- Born: 1965 (age 60–61)
- Other name: Mark R. McQueen
- Occupation: venture fund manager CIBC Innovation Banking Boss
- Known for: appointed to influential offices

= Mark R. McQueen =

President and CEO of CIBC Innovation Banking (born 1965)

Mark McQueen is the president and CEO of CIBC Innovation Banking, who has been appointed to board positions in public agencies related to transport. In 2009, he was appointed chair of the Toronto Port Authority, and in 2014 he was appointed the chair of the Windsor-Detroit Bridge Authority.

==Early years==
In 1982, when McQueen was 16, Time published a photo he took of Queen Elizabeth and Prince Philip, when they were on an official visit to Ottawa.

In a 2009 profile in the Toronto Star, Linda Diebel noted that comments 21-year-old McQueen made from the floor during the 1986 convention that chose Brian Mulroney as the leader of Progressive Conservative Party caught the attention of Mulroney, and lead to a coverage of McQueen in a column by Dalton Camp.

==Career==
When Mulroney became Prime Minister, McQueen worked in the Prime Minister's Office, as Chief of Staff Hugh Segal's executive assistant.

After leaving the PMO in 1993, Matthew Barrett, then the chair of the Bank of Montreal encouraged him to go into banking.
McQueen worked briefly as a teller, before joining the bank's fund management department. In 2000 he founded his own investment fund, Wellington Financial.

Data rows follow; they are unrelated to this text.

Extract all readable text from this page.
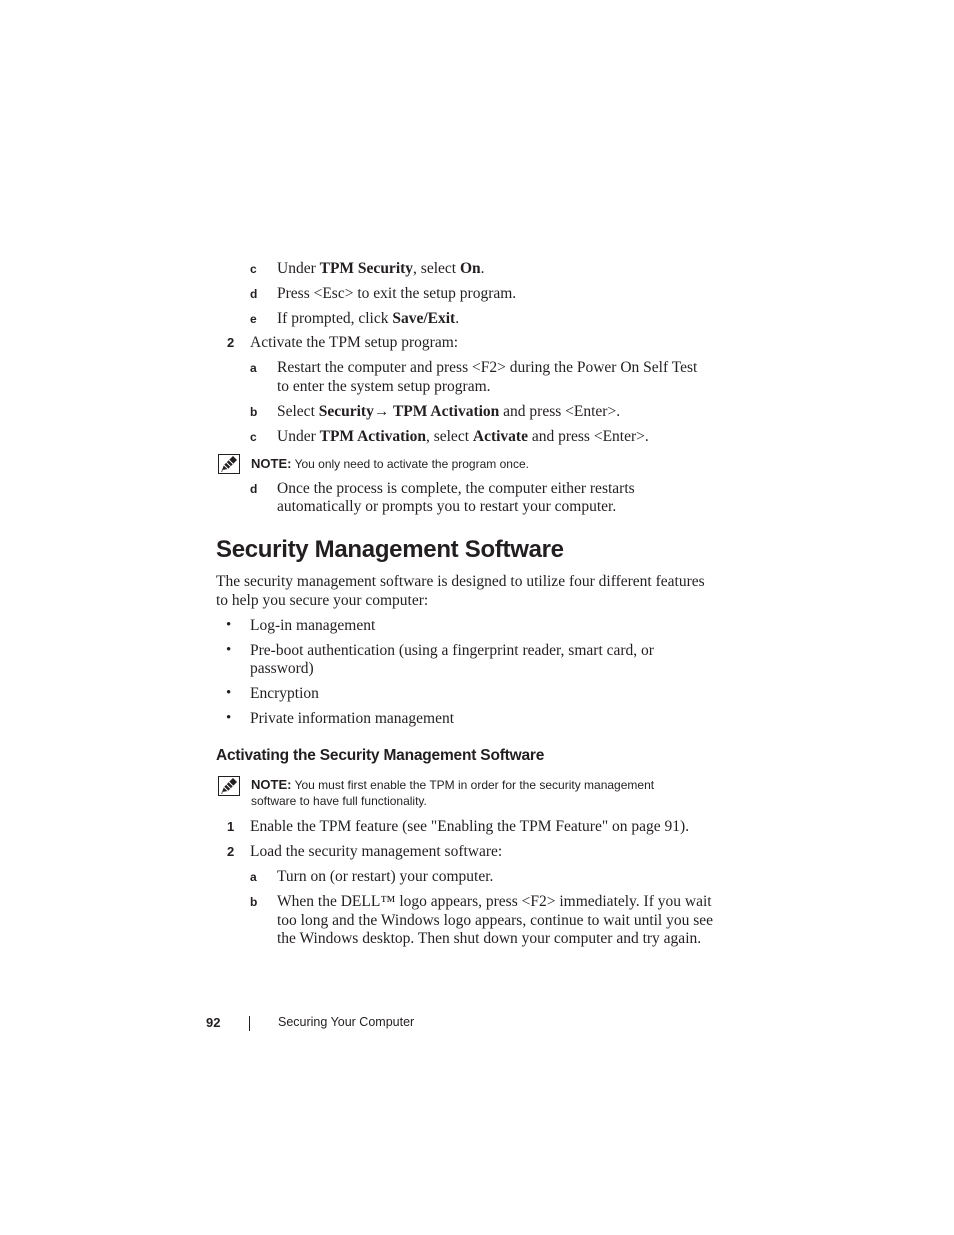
c Under TPM Security, select On.
d Press <Esc> to exit the setup program.
e If prompted, click Save/Exit.
2 Activate the TPM setup program:
a Restart the computer and press <F2> during the Power On Self Test
to enter the system setup program.
b Select Security→ TPM Activation and press <Enter>.
c Under TPM Activation, select Activate and press <Enter>.
NOTE: You only need to activate the program once.
d Once the process is complete, the computer either restarts
automatically or prompts you to restart your computer.
Security Management Software
The security management software is designed to utilize four different features
to help you secure your computer:
• Log-in management
• Pre-boot authentication (using a fingerprint reader, smart card, or
password)
• Encryption
• Private information management
Activating the Security Management Software
NOTE: You must first enable the TPM in order for the security management
software to have full functionality.
1 Enable the TPM feature (see "Enabling the TPM Feature" on page 91).
2 Load the security management software:
a Turn on (or restart) your computer.
b When the DELL™ logo appears, press <F2> immediately. If you wait
too long and the Windows logo appears, continue to wait until you see
the Windows desktop. Then shut down your computer and try again.
92	Securing Your Computer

In 2008 McQueen was appointed to the Toronto Port Authority. On July 30, 2014, Lisa Raitt, Minister of Transport, appointed McQueen the chair of the Windsor-Detroit Bridge Authority, together with two other directors, and the authority's president and CEO. While noting that McQueen and the other three appointees did have significant financial expertise, they noted that none of the appointees had ties to the Windsor region. Tom Mulcair, leader of the opposition in the Canadian Parliament, noted that three of the first four appointees were donors to the Conservative Party of Canada.

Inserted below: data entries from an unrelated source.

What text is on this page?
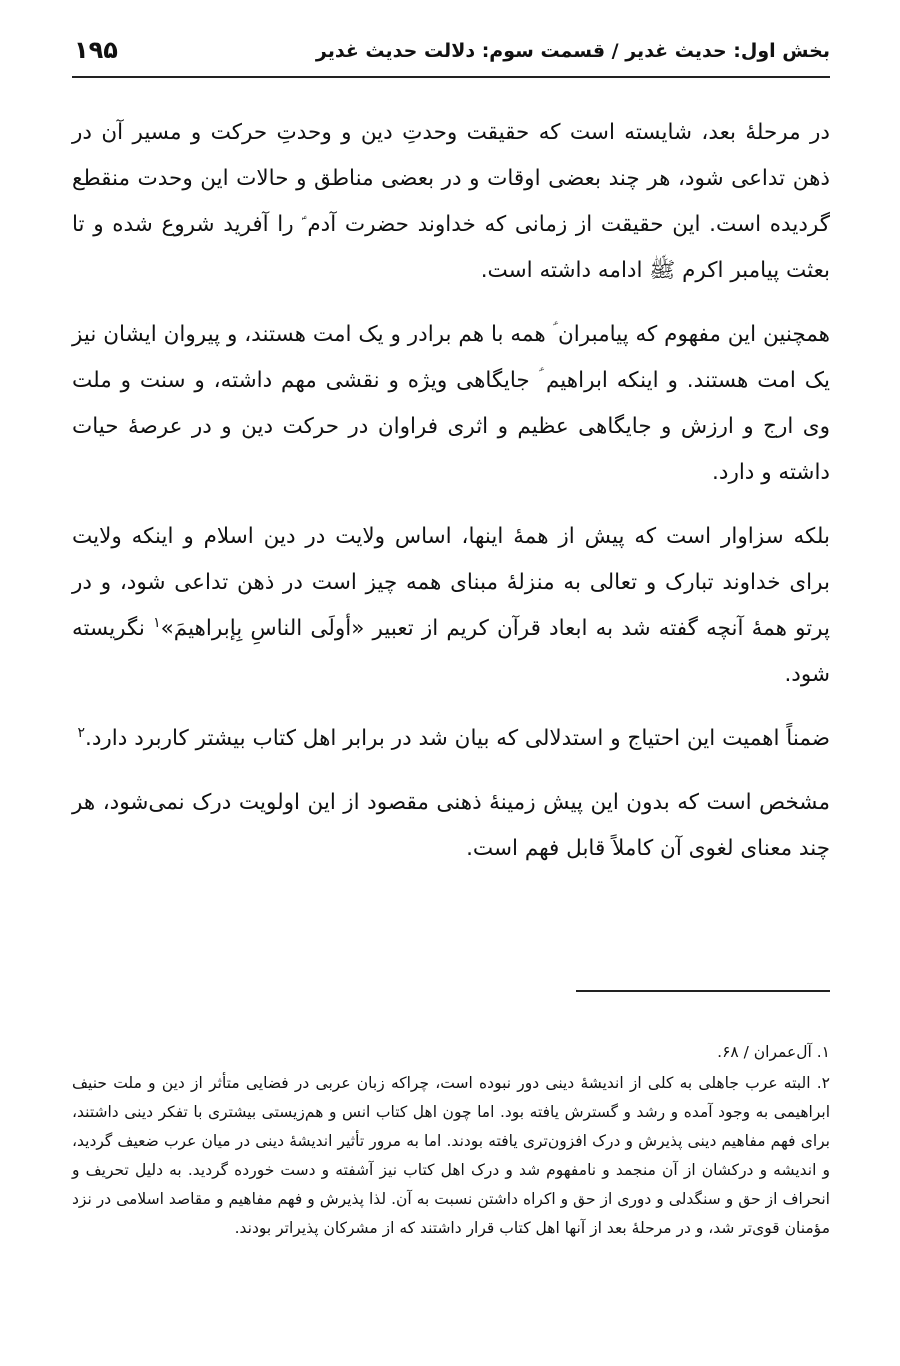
بخش اول: حدیث غدیر / قسمت سوم: دلالت حدیث غدیر
۱۹۵

در مرحلهٔ بعد، شایسته است که حقیقت وحدتِ دین و وحدتِ حرکت و مسیر آن در ذهن تداعی شود، هر چند بعضی اوقات و در بعضی مناطق و حالات این وحدت منقطع گردیده است. این حقیقت از زمانی که خداوند حضرت آدم ؑ را آفرید شروع شده و تا بعثت پیامبر اکرم ﷺ ادامه داشته است.

همچنین این مفهوم که پیامبران ؑ همه با هم برادر و یک امت هستند، و پیروان ایشان نیز یک امت هستند. و اینکه ابراهیم ؑ جایگاهی ویژه و نقشی مهم داشته، و سنت و ملت وی ارج و ارزش و جایگاهی عظیم و اثری فراوان در حرکت دین و در عرصهٔ حیات داشته و دارد.

بلکه سزاوار است که پیش از همهٔ اینها، اساس ولایت در دین اسلام و اینکه ولایت برای خداوند تبارک و تعالی به منزلهٔ مبنای همه چیز است در ذهن تداعی شود، و در پرتو همهٔ آنچه گفته شد به ابعاد قرآن کریم از تعبیر «أولَی الناسِ بِإبراهیمَ»$^۱$ نگریسته شود.

ضمناً اهمیت این احتیاج و استدلالی که بیان شد در برابر اهل کتاب بیشتر کاربرد دارد.$^۲$

مشخص است که بدون این پیش زمینهٔ ذهنی مقصود از این اولویت درک نمی‌شود، هر چند معنای لغوی آن کاملاً قابل فهم است.

۱. آل‌عمران / ۶۸.

۲. البته عرب جاهلی به کلی از اندیشهٔ دینی دور نبوده است، چراکه زبان عربی در فضایی متأثر از دین و ملت حنیف ابراهیمی به وجود آمده و رشد و گسترش یافته بود. اما چون اهل کتاب انس و هم‌زیستی بیشتری با تفکر دینی داشتند، برای فهم مفاهیم دینی پذیرش و درک افزون‌تری یافته بودند. اما به مرور تأثیر اندیشهٔ دینی در میان عرب ضعیف گردید، و اندیشه و درکشان از آن منجمد و نامفهوم شد و درک اهل کتاب نیز آشفته و دست خورده گردید. به دلیل تحریف و انحراف از حق و سنگدلی و دوری از حق و اکراه داشتن نسبت به آن. لذا پذیرش و فهم مفاهیم و مقاصد اسلامی در نزد مؤمنان قوی‌تر شد، و در مرحلهٔ بعد از آنها اهل کتاب قرار داشتند که از مشرکان پذیراتر بودند.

Ed Arditti, of the online news site Windsor Square suggested McQueen's appointment was linked to the Mulroney administration's struggles with Matty Moroun, who owned the Ambassador Bridge, the original bridge over the Detroit River. McQueen was replaced as chair of the Windsor-Detroit Bridge Authority by former Liberal MPP Dwight Duncan on January 1, 2016.